In China, the weakening of intergenerational solidarity and the increased prevalence of many chronic diseases make this country the first potential elderly care market. However, the complexity of the market requires presenting offers of products and services and relying on the expertise and the export dynamic of large groups, especially developers and managers of residences or medical centers already established in China.

In Japan, a pioneering country in Silver Economy, the government has expressed concerns about the aging of the population. Indeed, their life expectancy being higher, the aging of Japanese population is more consequent. The country, and even its industry, invests more in research in development than in France (80% compared to 62% in 2015) and promotes collaborations between public and private sectors. Thus, the initiatives are developing and manage to fight issues such as the lack of carers through the arrival of home automation.

D Free, an application on smartphone, developed by the Japanese company Triple W, to better handle daily incontinence, will be introduced during AgeingFit innovation pitches.

In Portugal, seniors represent the most vulnerable segment of the population. Their poor financial status does not help to give them access to various personal assistant services. The development of dedicated products remains a crucial issue to maintain a quality of life for Portuguese seniors.

In the same way, In Africa, as in Ivory Cost and Senegal, regional initiatives are being created in view of better care for the elderly. For example, in Ivory Cost, in Béré region, an advocacy for better care for older people has been carried out to drive change in the region.

In the United States, universities play a major role, including the creation of laboratories and incubators dedicated to clinical trials of technological products related to autonomy, health and aging population. These structures allow companies to bring their new technologies to the entire American market.

In parallel, In France, actors of the Silver Economy sector want to break free of borders. According to the association Silver Valley, companies of the sector were 73% to have wished to export their model out of France, in 2016.

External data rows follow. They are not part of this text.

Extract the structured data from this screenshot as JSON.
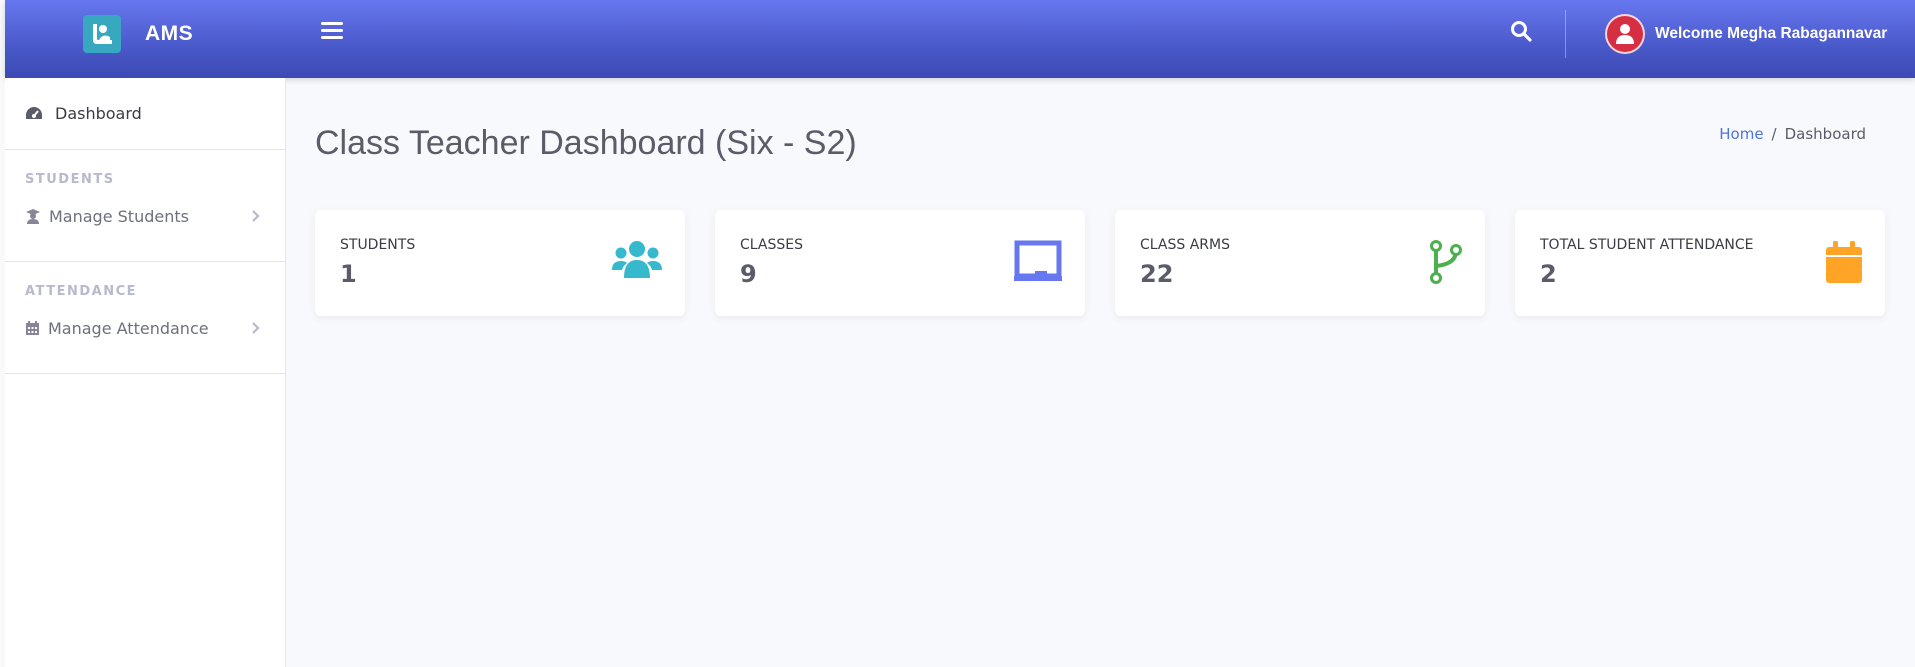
{
  "header": {
    "brand": "AMS",
    "welcome": "Welcome Megha Rabagannavar"
  },
  "sidebar": {
    "dashboard_label": "Dashboard",
    "sections": [
      {
        "heading": "STUDENTS",
        "item": "Manage Students"
      },
      {
        "heading": "ATTENDANCE",
        "item": "Manage Attendance"
      }
    ]
  },
  "main": {
    "title": "Class Teacher Dashboard (Six - S2)",
    "breadcrumb": {
      "home": "Home",
      "separator": "/",
      "current": "Dashboard"
    },
    "cards": [
      {
        "title": "STUDENTS",
        "value": "1",
        "icon": "users-icon",
        "color": "#36b9cc"
      },
      {
        "title": "CLASSES",
        "value": "9",
        "icon": "chalkboard-icon",
        "color": "#6777ef"
      },
      {
        "title": "CLASS ARMS",
        "value": "22",
        "icon": "code-branch-icon",
        "color": "#4caf50"
      },
      {
        "title": "TOTAL STUDENT ATTENDANCE",
        "value": "2",
        "icon": "calendar-icon",
        "color": "#ffa426"
      }
    ]
  }
}
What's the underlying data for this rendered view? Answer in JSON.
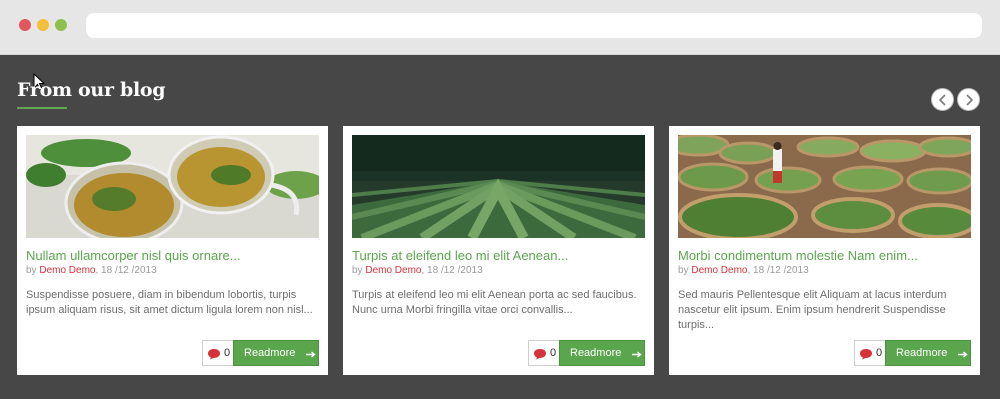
{
  "section": {
    "title": "From our blog"
  },
  "posts": [
    {
      "title": "Nullam ullamcorper nisl quis ornare...",
      "by_label": "by",
      "author": "Demo Demo",
      "date": ", 18 /12 /2013",
      "excerpt": "Suspendisse posuere, diam in bibendum lobortis, turpis ipsum aliquam risus, sit amet dictum ligula lorem non nisl...",
      "comment_count": "0",
      "readmore_label": "Readmore",
      "image": "tea-cups-with-mint"
    },
    {
      "title": "Turpis at eleifend leo mi elit Aenean...",
      "by_label": "by",
      "author": "Demo Demo",
      "date": ", 18 /12 /2013",
      "excerpt": "Turpis at eleifend leo mi elit Aenean porta ac sed faucibus. Nunc urna Morbi fringilla vitae orci convallis...",
      "comment_count": "0",
      "readmore_label": "Readmore",
      "image": "tea-plantation-rows"
    },
    {
      "title": "Morbi condimentum molestie Nam enim...",
      "by_label": "by",
      "author": "Demo Demo",
      "date": ", 18 /12 /2013",
      "excerpt": "Sed mauris Pellentesque elit Aliquam at lacus interdum nascetur elit ipsum. Enim ipsum hendrerit Suspendisse turpis...",
      "comment_count": "0",
      "readmore_label": "Readmore",
      "image": "tea-leaves-drying-baskets"
    }
  ],
  "icons": {
    "prev": "chevron-left-icon",
    "next": "chevron-right-icon",
    "comment": "speech-bubble-icon",
    "arrow": "arrow-right-icon"
  },
  "colors": {
    "accent_green": "#5aa64c",
    "author_red": "#d6323a",
    "background": "#474747"
  }
}
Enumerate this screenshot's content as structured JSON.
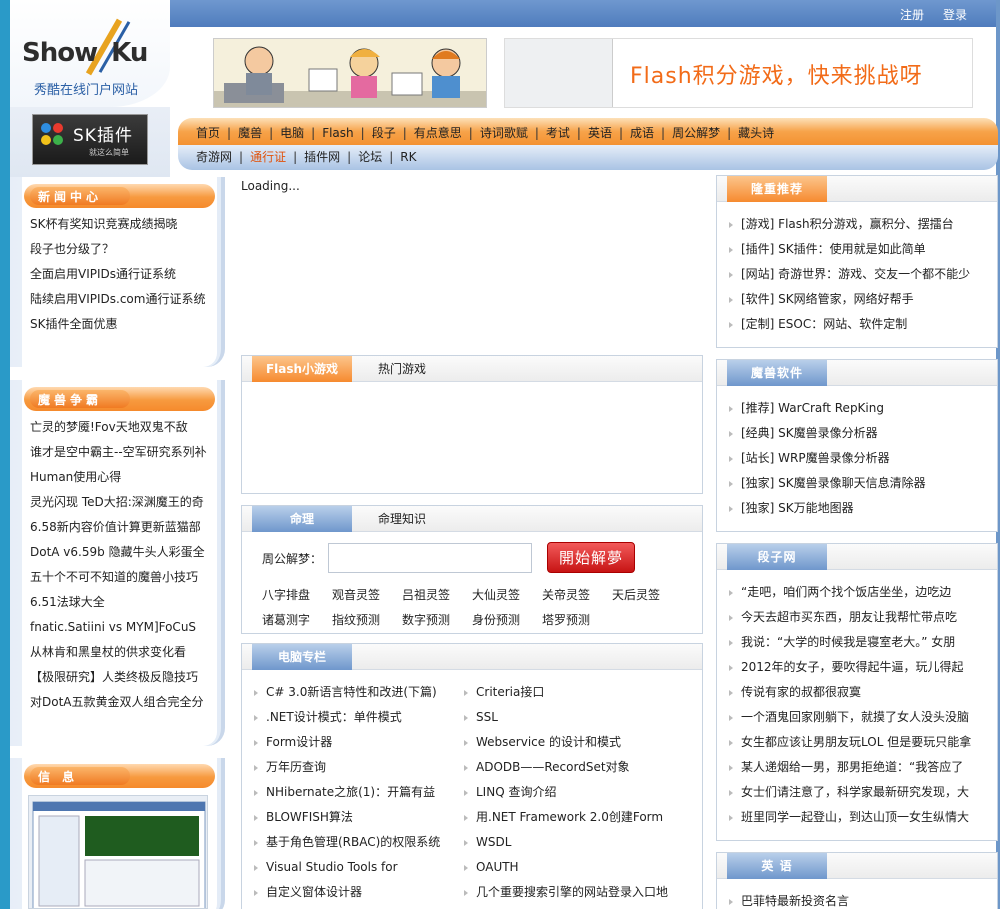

The Silver Health, the tomorrow’s sector

Health is a major issue for the Silver Economy sector. Indeed, ageing is above all a biological process and therefore, a health topic. However, in order to innovate to better answer the needs of elderly people, companies sometimes need to be accompanied in their procedures (creation, financing, development, etc.) or to be associated with other companies.
That is why, as a support and facilitator of the healthcare sector in the Hauts-de-France region, Eurasanté wishes to participate in the dynamism and structuring of the healthy ageing sector or Silver Health.
Silver Health covers the fields of prevention allowing seniors to be autonomous and in « good health » as long as possible, and also the care of old and sick people staying in hospitals or geriatric homes.
The development opportunities in Silver Health are numerous:
– The projected growth in all sub-sectors of the economy follows the ageing trend of the population (“oldies-boomers” phenomenon and longer life expectancy). A strong demand is looming;
– The accessibility of older people to new technologies is a lever for the new digital economy;
– R&D and innovation initiatives are pulling the health and nutrition sectors towards the offer of products and services adapted to seniors, thus contributing to their well-being. The financial constraints of care management schemes encourage the implementation of innovative senior care models.